The Millenia wants so badly to handle well. The low-profile tires give it a sporty look and feel, but the same rubber contributes to a harsh ride and the clunk, clunk, clunk noise that invaded the cab. The body rides on an independent front suspension with an anti-roll bar and coil springs and an independent, multi-link rear with coils, but it's tuned far too softly and tosses the occupants from side to side on twisty roads while exhibiting a bit of jounce. And can we talk steering? The power rack-and-pinion system with engine speed-sensing assist is jerky and touchy, and required a ton of correction. To keep it going straight down the freeway, our hands had to clutch the 10 and 2 positions on the wheel, with our biceps at full flex.
OK, so maybe the mechanicals aren't the selling points for the Millenia after all. Maybe it's the luxury features.
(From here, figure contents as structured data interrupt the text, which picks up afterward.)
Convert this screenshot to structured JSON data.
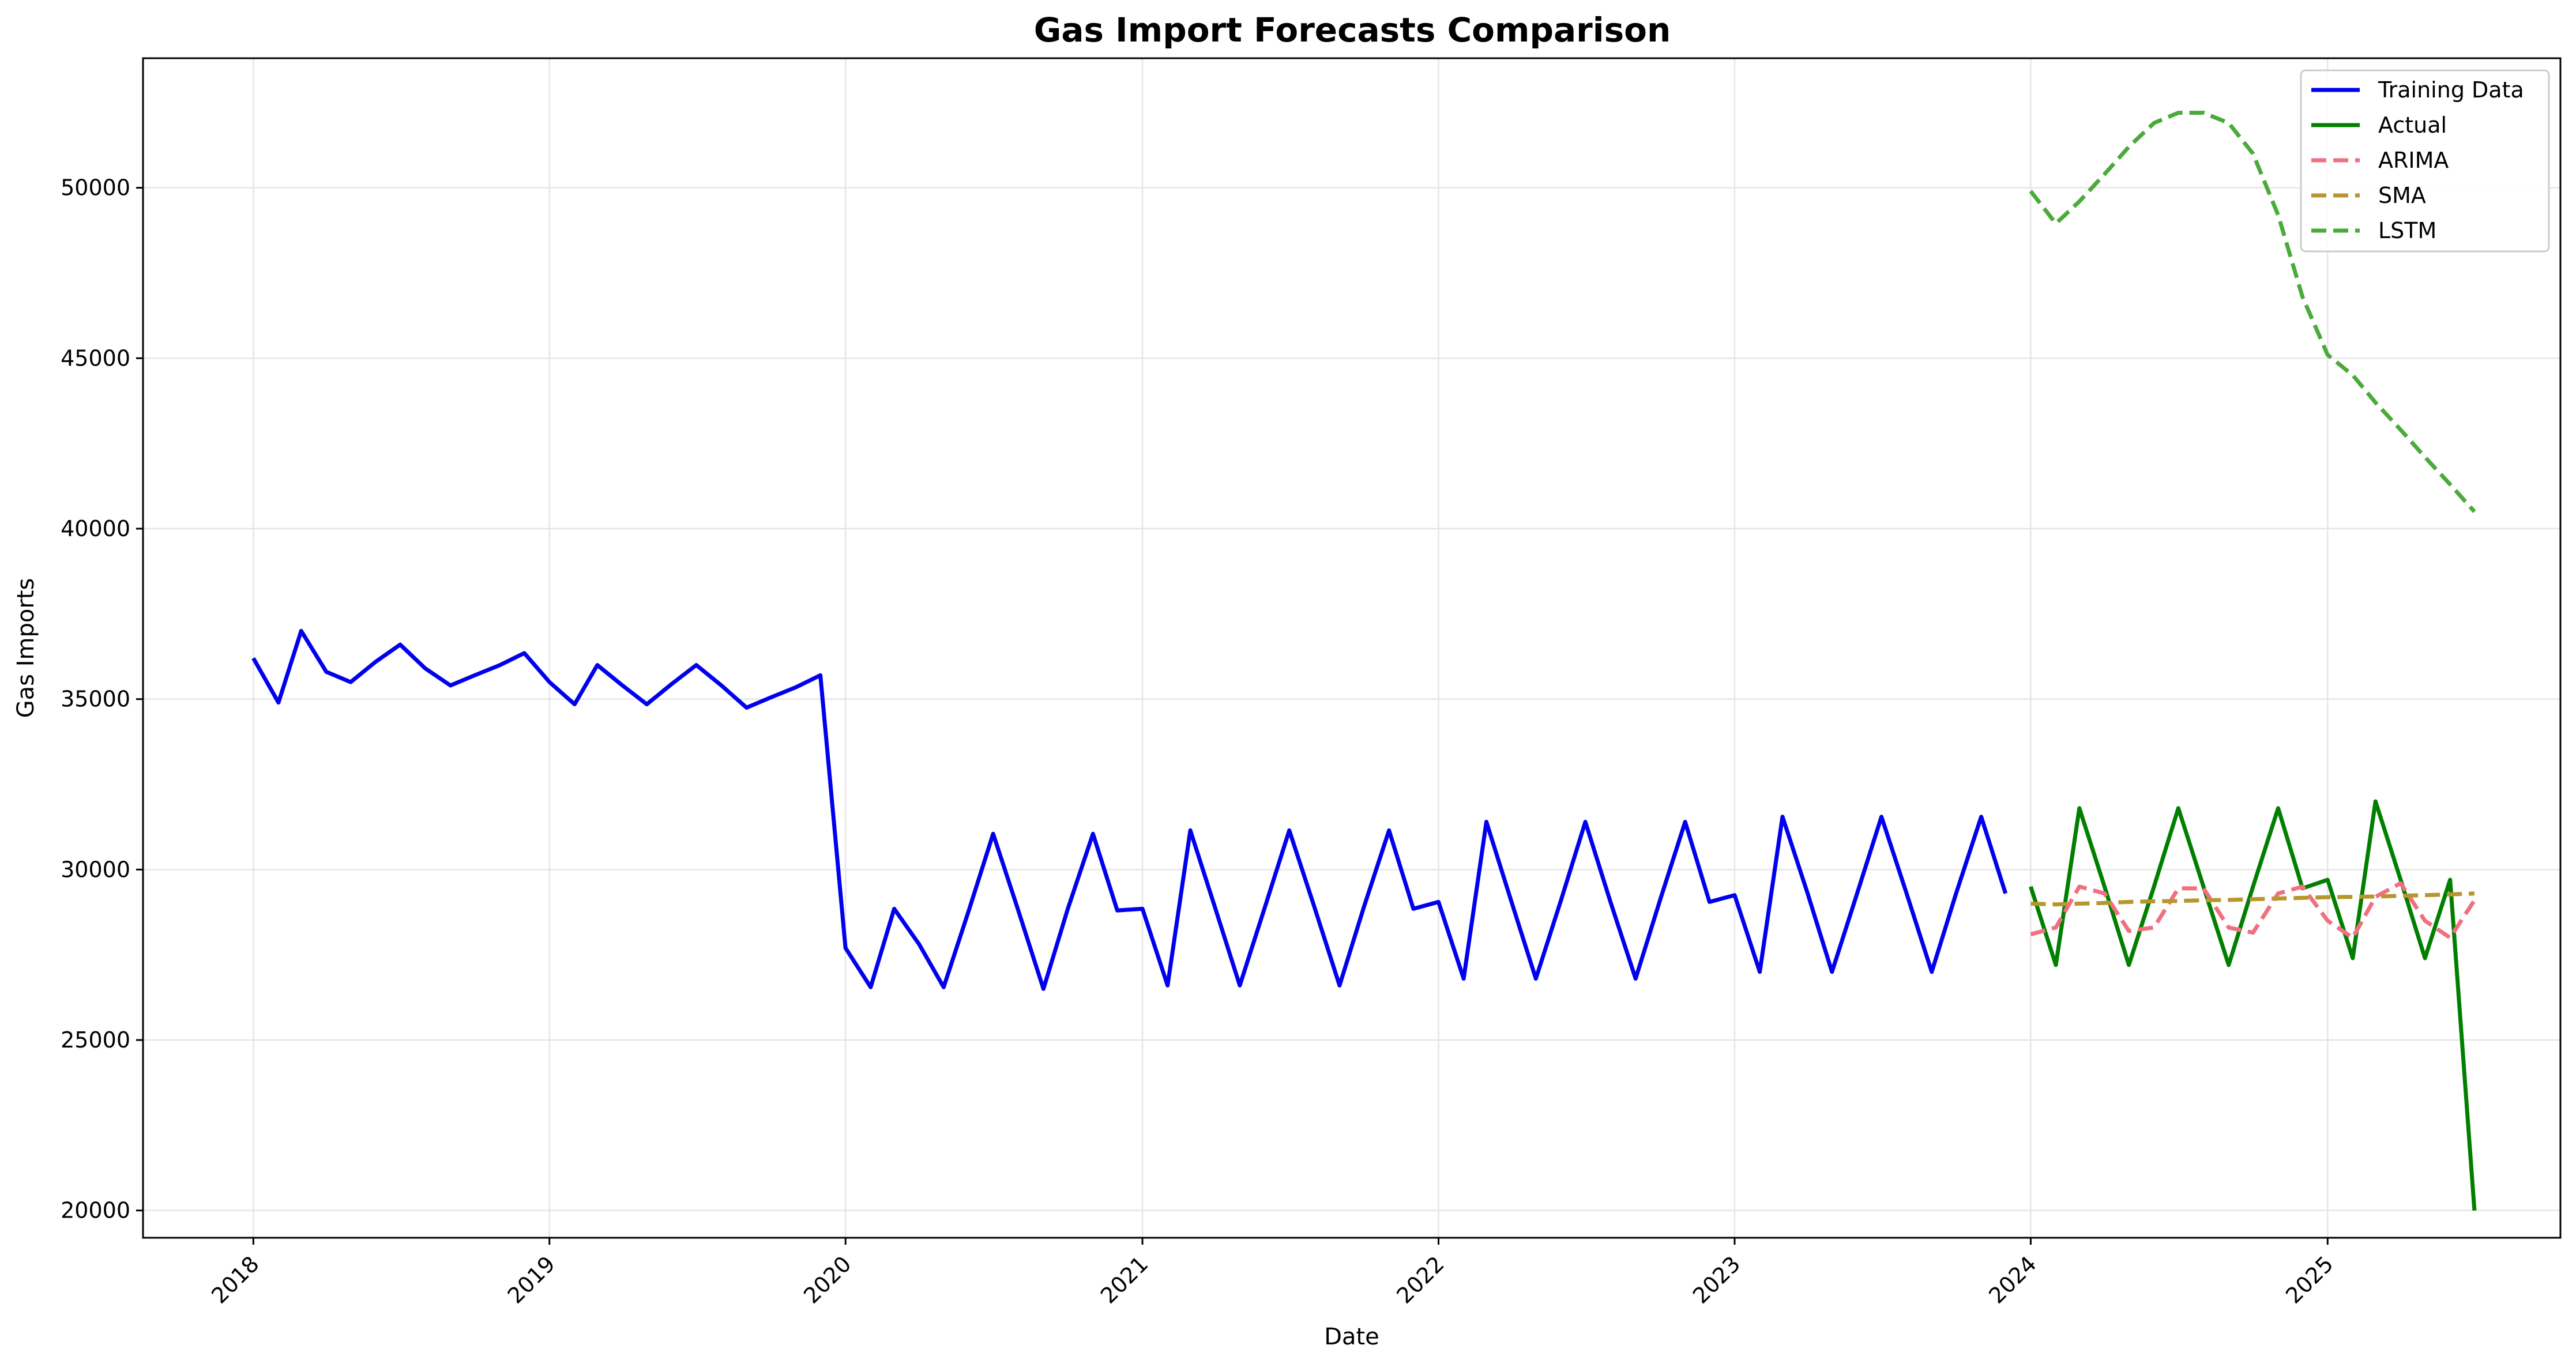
{
  "colors": {
    "training": "#0000ee",
    "actual": "#007f00",
    "arima": "#f07080",
    "sma": "#b8962e",
    "lstm": "#4aaa3a",
    "grid": "#e6e6e6"
  },
  "chart_data": {
    "type": "line",
    "title": "Gas Import Forecasts Comparison",
    "xlabel": "Date",
    "ylabel": "Gas Imports",
    "x_ticks": [
      "2018",
      "2019",
      "2020",
      "2021",
      "2022",
      "2023",
      "2024",
      "2025"
    ],
    "y_ticks": [
      "20000",
      "25000",
      "30000",
      "35000",
      "40000",
      "45000",
      "50000"
    ],
    "xlim": [
      "2017-08-18",
      "2025-10-15"
    ],
    "ylim": [
      19200,
      53800
    ],
    "grid": true,
    "legend_position": "top-right",
    "series": [
      {
        "name": "Training Data",
        "style": "solid",
        "color_key": "training",
        "x": [
          "2018-01",
          "2018-02",
          "2018-03",
          "2018-04",
          "2018-05",
          "2018-06",
          "2018-07",
          "2018-08",
          "2018-09",
          "2018-10",
          "2018-11",
          "2018-12",
          "2019-01",
          "2019-02",
          "2019-03",
          "2019-04",
          "2019-05",
          "2019-06",
          "2019-07",
          "2019-08",
          "2019-09",
          "2019-10",
          "2019-11",
          "2019-12",
          "2020-01",
          "2020-02",
          "2020-03",
          "2020-04",
          "2020-05",
          "2020-06",
          "2020-07",
          "2020-08",
          "2020-09",
          "2020-10",
          "2020-11",
          "2020-12",
          "2021-01",
          "2021-02",
          "2021-03",
          "2021-04",
          "2021-05",
          "2021-06",
          "2021-07",
          "2021-08",
          "2021-09",
          "2021-10",
          "2021-11",
          "2021-12",
          "2022-01",
          "2022-02",
          "2022-03",
          "2022-04",
          "2022-05",
          "2022-06",
          "2022-07",
          "2022-08",
          "2022-09",
          "2022-10",
          "2022-11",
          "2022-12",
          "2023-01",
          "2023-02",
          "2023-03",
          "2023-04",
          "2023-05",
          "2023-06",
          "2023-07",
          "2023-08",
          "2023-09",
          "2023-10",
          "2023-11",
          "2023-12"
        ],
        "values": [
          36200,
          34900,
          37000,
          35800,
          35500,
          36100,
          36600,
          35900,
          35400,
          35700,
          36000,
          36350,
          35500,
          34850,
          36000,
          35400,
          34850,
          35450,
          36000,
          35400,
          34750,
          35050,
          35350,
          35700,
          27700,
          26550,
          28850,
          27800,
          26550,
          28800,
          31050,
          28800,
          26500,
          28850,
          31050,
          28800,
          28850,
          26600,
          31150,
          28850,
          26600,
          28900,
          31150,
          28900,
          26600,
          28900,
          31150,
          28850,
          29050,
          26800,
          31400,
          29050,
          26800,
          29100,
          31400,
          29050,
          26800,
          29100,
          31400,
          29050,
          29250,
          27000,
          31550,
          29300,
          27000,
          29300,
          31550,
          29300,
          27000,
          29300,
          31550,
          29300
        ]
      },
      {
        "name": "Actual",
        "style": "solid",
        "color_key": "actual",
        "x": [
          "2024-01",
          "2024-02",
          "2024-03",
          "2024-04",
          "2024-05",
          "2024-06",
          "2024-07",
          "2024-08",
          "2024-09",
          "2024-10",
          "2024-11",
          "2024-12",
          "2025-01",
          "2025-02",
          "2025-03",
          "2025-04",
          "2025-05",
          "2025-06",
          "2025-07"
        ],
        "values": [
          29500,
          27200,
          31800,
          29500,
          27200,
          29500,
          31800,
          29500,
          27200,
          29500,
          31800,
          29450,
          29700,
          27400,
          32000,
          29700,
          27400,
          29700,
          20000
        ]
      },
      {
        "name": "ARIMA",
        "style": "dashed",
        "color_key": "arima",
        "x": [
          "2024-01",
          "2024-02",
          "2024-03",
          "2024-04",
          "2024-05",
          "2024-06",
          "2024-07",
          "2024-08",
          "2024-09",
          "2024-10",
          "2024-11",
          "2024-12",
          "2025-01",
          "2025-02",
          "2025-03",
          "2025-04",
          "2025-05",
          "2025-06",
          "2025-07"
        ],
        "values": [
          28100,
          28300,
          29500,
          29300,
          28200,
          28300,
          29450,
          29450,
          28300,
          28150,
          29300,
          29500,
          28500,
          28000,
          29200,
          29600,
          28500,
          28000,
          29100
        ]
      },
      {
        "name": "SMA",
        "style": "dashed",
        "color_key": "sma",
        "x": [
          "2024-01",
          "2024-02",
          "2024-03",
          "2024-04",
          "2024-05",
          "2024-06",
          "2024-07",
          "2024-08",
          "2024-09",
          "2024-10",
          "2024-11",
          "2024-12",
          "2025-01",
          "2025-02",
          "2025-03",
          "2025-04",
          "2025-05",
          "2025-06",
          "2025-07"
        ],
        "values": [
          29000,
          28980,
          29000,
          29020,
          29050,
          29070,
          29080,
          29100,
          29110,
          29130,
          29150,
          29170,
          29190,
          29200,
          29210,
          29230,
          29250,
          29270,
          29300
        ]
      },
      {
        "name": "LSTM",
        "style": "dashed",
        "color_key": "lstm",
        "x": [
          "2024-01",
          "2024-02",
          "2024-03",
          "2024-04",
          "2024-05",
          "2024-06",
          "2024-07",
          "2024-08",
          "2024-09",
          "2024-10",
          "2024-11",
          "2024-12",
          "2025-01",
          "2025-02",
          "2025-03",
          "2025-04",
          "2025-05",
          "2025-06",
          "2025-07"
        ],
        "values": [
          49900,
          48950,
          49600,
          50400,
          51200,
          51900,
          52200,
          52200,
          51900,
          51000,
          49200,
          46800,
          45100,
          44500,
          43700,
          42900,
          42100,
          41300,
          40500
        ]
      }
    ]
  }
}
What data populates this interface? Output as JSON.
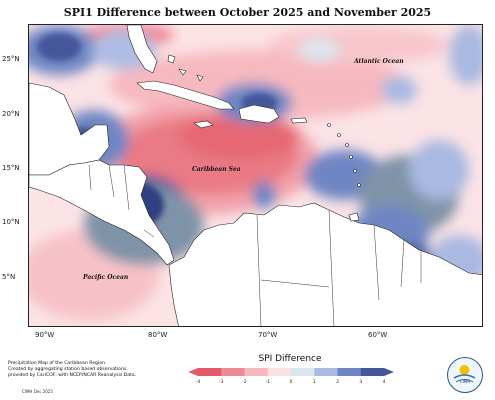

Well, the heating and air-conditioning controls seemed a bit more complicated than need be. Actually, they weren't complicated; they just weren't intuitive. There's a round dial that controls the temperature, but then there's another control for the A/C that's menu-driven. The fan is also menu-driven, so we spent a lot of time with our eyes away from the road. In fact, on sunny days, we couldn't even browse the display because it wasn't bright enough. The analog gauges are easy to read, and we were digging the white numerals on black, but again, there was an odd coupling of analog displays and digital displays. The dash controls were accented by either a chrome bezel, a gray plastic bezel, or fake wood, and the lack of consistency gave an economical feel to the layout.
A sunroof is standard, as are steering wheel-located cruise control (the buttons don't illuminate at night), a cool telescoping steering wheel, remote keyless entry, power windows with driver-side express down, a driver foot rest (a.k.a. dead pedal), and dual front-seat cupholders (although the one deploying from the center console screamed second rate). In-door storage compartments were handy and deep enough for a Thomas Guide, and we thought it was really neat that the rear-passenger doors also had the compartments, until we realized that they didn't, but that the door armrests were simply coming apart. There's seating for five, but you'd want to stick with four max, unless they are small adults. With an average-sized driver (5'7") behind the wheel, legroom is tight, and there's no underseat room for toes. Also adding to the disagreeable surroundings were too-high doorsills for elbow resting and side bolsters in the seat that forced the shoulders inward (adding more strain while trying to steer straight). While the doors swing out wide, exiting requires a running start.
Probably the "Best Of" award should go to the Millenia's brakes. They felt good to the loafers, and we let 'em do their business on a steep decline traveling at about 50 mph. No squawking, no noise -- just a pure-and-simple standstill from the power-assisted four-wheel disc brakes with ABS. But, having said that, 30 grand is a lot of money to spend on good brakes. Even if your loyalty is with Mazda, you may have a difficult time justifying the price and identifying the luxury. Remember, "dope" isn't always a good thing.